Basic Coding perhaps a 6 or so and my students all pass.
Advanced coding if you have the aptitude is about a 7.
If you don’t have the aptitude can be an 8 or 9.

The course may be a six or seven overall. Hard to say as I’ve been doing it so long.

The math is not too bad. You will need to do addition, subtraction, multiplication and division. Usually the insurance company will send you a report called an remittance advice or explanation of benefits that tells how much the patient pays, how much they are paying you and what you have to write off for each service. It can get a bit technical as they usually pay several claims with one check.
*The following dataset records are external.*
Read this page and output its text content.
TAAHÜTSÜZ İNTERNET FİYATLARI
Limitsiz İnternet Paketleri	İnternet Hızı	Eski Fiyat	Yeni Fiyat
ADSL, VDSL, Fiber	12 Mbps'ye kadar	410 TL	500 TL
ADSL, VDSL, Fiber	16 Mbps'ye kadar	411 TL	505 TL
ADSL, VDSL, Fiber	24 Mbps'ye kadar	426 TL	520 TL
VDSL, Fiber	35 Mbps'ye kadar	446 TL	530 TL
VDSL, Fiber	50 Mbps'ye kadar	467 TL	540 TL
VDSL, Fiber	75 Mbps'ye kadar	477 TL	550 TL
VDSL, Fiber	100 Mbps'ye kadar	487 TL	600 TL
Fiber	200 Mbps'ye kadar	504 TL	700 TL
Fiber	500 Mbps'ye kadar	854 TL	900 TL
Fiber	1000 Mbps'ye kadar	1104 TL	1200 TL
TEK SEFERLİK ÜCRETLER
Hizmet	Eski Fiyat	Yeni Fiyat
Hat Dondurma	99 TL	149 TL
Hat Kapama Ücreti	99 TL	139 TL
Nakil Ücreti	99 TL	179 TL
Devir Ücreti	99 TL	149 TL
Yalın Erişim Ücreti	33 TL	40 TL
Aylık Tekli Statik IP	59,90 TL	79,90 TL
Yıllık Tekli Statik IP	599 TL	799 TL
School wise your least expensive options would be your local junior college, adult school or ROP program. The private schools are the most expensive but some students are able to get through those programs if they struggle with the other schools.

Before you start any training program I recommend you check with local employers to find out which programs they like. Some companies won’t hire graduates of certain schools. Also try to get a program that includes an externship.

As you go through the course, pay special attention to any the front office tasks they cover such as answering phones, taking messages, scheduling etc. A lot of my students when they graduated got an entry level job working the front office as they already knew the insurance stuff. Go in there, get paid for learning and if you are good you will usually be able to move up. If you go in like the job is beneath you I doubt you will get very far.